Honte à tous ceux qui osent prétendre connaître la pensée des autres et ainsi deviennent experts à évaluer leur «qualité de vie». Je veux m'exprimer sur «l'aide à mourir» galvaudée à toutes les sauces de notre système de justice juxtaposé au système de santé.

Au départ, pourquoi aucun de ces experts ne prononce-t-il jamais le mot «euthanasie»? C'est bien simple, pour ne pas avoir à assumer la responsabilité de ce qu'ils n'ont jamais dit. C'est pourquoi ces experts ont tous eu l'art de nous «dorer la pilule». Comment?

Premièrement, en exploitant nos émotions et en valorisant leur ego nous faisant croire à une générosité que je qualifie d'indécente.

Deuxièmement, leur pseudo empathie révèle en fait un égocentrisme déroutant, et je suis polie.

Troisièmement, la vraie question à se poser: à qui cela rapporte? Non seulement financièrement, mais aussi émotionnellement et douloureusement. Qui, au juste, voulons-nous soulager de ses souffrances?

Je vous suggère de lire la définition de l'euthanasie dans différents dictionnaires. Aucun n'utilise l'expression «l'aide à mourir» qui, moins brutale, nous apparaît plus douce, voire presque gentille! 

On nous dit qu'il faut être de son temps, qu'il faut évoluer. D'accord, encore faut-il que l'évolution soit bonne, au moins meilleure.
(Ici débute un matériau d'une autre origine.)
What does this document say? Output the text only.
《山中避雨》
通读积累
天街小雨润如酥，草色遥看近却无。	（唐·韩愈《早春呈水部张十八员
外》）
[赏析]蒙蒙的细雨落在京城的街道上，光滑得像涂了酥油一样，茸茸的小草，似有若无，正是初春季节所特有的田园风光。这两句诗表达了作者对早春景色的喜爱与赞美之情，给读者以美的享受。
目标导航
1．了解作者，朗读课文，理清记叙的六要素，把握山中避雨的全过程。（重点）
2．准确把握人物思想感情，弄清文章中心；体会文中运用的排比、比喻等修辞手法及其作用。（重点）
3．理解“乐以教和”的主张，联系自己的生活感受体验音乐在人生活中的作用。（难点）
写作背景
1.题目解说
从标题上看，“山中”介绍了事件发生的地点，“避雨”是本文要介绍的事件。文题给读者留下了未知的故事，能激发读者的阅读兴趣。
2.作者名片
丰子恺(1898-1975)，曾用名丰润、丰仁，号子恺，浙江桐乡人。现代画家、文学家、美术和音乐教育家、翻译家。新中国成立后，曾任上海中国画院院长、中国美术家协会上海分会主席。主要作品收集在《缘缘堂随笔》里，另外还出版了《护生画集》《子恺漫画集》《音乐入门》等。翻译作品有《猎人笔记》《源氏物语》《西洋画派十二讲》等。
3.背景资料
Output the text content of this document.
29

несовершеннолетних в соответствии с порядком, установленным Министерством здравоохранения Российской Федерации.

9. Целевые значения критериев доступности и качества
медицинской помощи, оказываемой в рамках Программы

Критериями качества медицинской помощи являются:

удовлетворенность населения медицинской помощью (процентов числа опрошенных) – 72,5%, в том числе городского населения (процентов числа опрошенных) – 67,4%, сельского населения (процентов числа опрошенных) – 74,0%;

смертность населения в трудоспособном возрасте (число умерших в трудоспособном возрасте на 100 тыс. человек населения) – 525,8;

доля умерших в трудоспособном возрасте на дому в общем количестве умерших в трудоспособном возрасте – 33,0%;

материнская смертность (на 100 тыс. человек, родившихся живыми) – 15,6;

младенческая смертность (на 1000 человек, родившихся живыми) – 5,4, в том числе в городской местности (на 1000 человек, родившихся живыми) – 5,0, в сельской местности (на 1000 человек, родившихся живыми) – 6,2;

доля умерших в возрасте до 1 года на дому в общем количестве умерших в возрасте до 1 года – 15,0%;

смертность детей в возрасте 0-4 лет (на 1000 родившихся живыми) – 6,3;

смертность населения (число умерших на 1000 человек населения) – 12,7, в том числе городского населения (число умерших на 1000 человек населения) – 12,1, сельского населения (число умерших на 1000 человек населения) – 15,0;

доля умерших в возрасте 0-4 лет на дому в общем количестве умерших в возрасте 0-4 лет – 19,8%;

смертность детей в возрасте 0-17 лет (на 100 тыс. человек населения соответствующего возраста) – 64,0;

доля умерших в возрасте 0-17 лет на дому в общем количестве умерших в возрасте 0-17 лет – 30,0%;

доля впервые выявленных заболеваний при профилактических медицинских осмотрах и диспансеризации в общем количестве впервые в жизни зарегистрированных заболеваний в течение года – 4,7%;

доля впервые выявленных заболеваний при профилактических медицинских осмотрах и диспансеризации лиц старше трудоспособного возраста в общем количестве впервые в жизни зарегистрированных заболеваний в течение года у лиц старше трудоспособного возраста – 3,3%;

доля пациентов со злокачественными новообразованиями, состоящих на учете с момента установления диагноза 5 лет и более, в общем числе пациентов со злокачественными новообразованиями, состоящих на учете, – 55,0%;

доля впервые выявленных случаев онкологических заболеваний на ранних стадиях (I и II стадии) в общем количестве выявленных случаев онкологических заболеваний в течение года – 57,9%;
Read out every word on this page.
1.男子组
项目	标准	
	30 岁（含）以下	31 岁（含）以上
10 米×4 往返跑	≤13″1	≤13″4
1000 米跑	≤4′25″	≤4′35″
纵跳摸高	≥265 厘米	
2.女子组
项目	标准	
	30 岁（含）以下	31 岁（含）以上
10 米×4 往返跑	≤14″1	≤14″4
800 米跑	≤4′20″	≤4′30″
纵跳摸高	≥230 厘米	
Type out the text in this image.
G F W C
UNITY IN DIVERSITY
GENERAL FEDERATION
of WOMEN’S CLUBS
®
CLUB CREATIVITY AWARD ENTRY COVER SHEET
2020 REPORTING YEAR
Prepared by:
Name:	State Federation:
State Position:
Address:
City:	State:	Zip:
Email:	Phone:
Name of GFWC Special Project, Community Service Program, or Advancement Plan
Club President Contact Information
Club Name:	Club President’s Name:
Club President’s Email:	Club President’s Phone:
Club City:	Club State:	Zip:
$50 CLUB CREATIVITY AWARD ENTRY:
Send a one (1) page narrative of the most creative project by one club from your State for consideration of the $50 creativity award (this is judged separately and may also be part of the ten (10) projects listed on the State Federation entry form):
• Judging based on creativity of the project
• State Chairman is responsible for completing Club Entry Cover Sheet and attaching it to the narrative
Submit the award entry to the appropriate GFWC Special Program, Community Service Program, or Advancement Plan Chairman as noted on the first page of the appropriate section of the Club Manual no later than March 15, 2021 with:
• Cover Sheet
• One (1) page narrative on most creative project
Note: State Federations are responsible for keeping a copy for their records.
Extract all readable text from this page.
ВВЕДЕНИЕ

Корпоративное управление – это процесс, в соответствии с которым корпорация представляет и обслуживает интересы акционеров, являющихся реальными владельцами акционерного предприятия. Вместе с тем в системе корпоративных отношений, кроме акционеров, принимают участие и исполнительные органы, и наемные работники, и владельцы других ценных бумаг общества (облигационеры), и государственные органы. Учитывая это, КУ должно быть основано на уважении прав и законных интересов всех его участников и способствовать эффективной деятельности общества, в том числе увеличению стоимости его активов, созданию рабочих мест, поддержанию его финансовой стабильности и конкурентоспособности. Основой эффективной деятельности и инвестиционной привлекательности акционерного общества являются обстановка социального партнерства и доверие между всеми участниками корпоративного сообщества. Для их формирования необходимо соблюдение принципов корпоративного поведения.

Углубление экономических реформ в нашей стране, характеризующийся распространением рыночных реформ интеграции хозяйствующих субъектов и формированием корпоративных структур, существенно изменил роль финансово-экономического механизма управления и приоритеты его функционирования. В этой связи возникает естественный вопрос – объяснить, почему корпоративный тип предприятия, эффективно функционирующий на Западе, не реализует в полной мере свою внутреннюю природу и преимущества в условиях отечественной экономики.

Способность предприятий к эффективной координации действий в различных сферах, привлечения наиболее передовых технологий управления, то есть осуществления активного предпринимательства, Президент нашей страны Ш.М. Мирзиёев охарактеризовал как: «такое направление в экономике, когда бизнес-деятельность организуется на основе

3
Je souhaite distinguer deux éléments:

> Les directives médicales anticipées nous permettent de choisir entre accepter ou refuser des traitements dans des situations précises. Par exemple, j'ai le droit de refuser la RCR, ou encore la dialyse.

> L'euthanasie (qui n'est pas un traitement), c'est autoriser une personne habilitée à poser un geste qui fera cesser la vie d'un être humain ou d'un animal. Par exemple, donner une ou des injections létales.

Mon propos peut sembler brutal. Cependant, il est clair que chacun peut comprendre la différence entre ne plus vouloir être traité et vouloir être euthanasié. Il est essentiel d'utiliser des bons mots, des vrais mots, des mots francs qui exposent la réalité, si pénible soit-elle. La connaissance est primordiale pour respecter notre liberté de choisir ce qui est bien pour soi. 

Encore aujourd'hui, face à la démence de type Alzheimer, nos connaissances sont encore minimes et le vécu des personnes atteintes n'est pas reconnu comme il se devrait. Notre volonté devrait être axée sur le chemin à parcourir plutôt que sur la fin de route. J'ai 69 ans et je parcours encore les chemins de la vie.

Je ne demande à personne de partager mon opinion. Je souhaite seulement qu'on réfléchisse en toute connaissance de cause.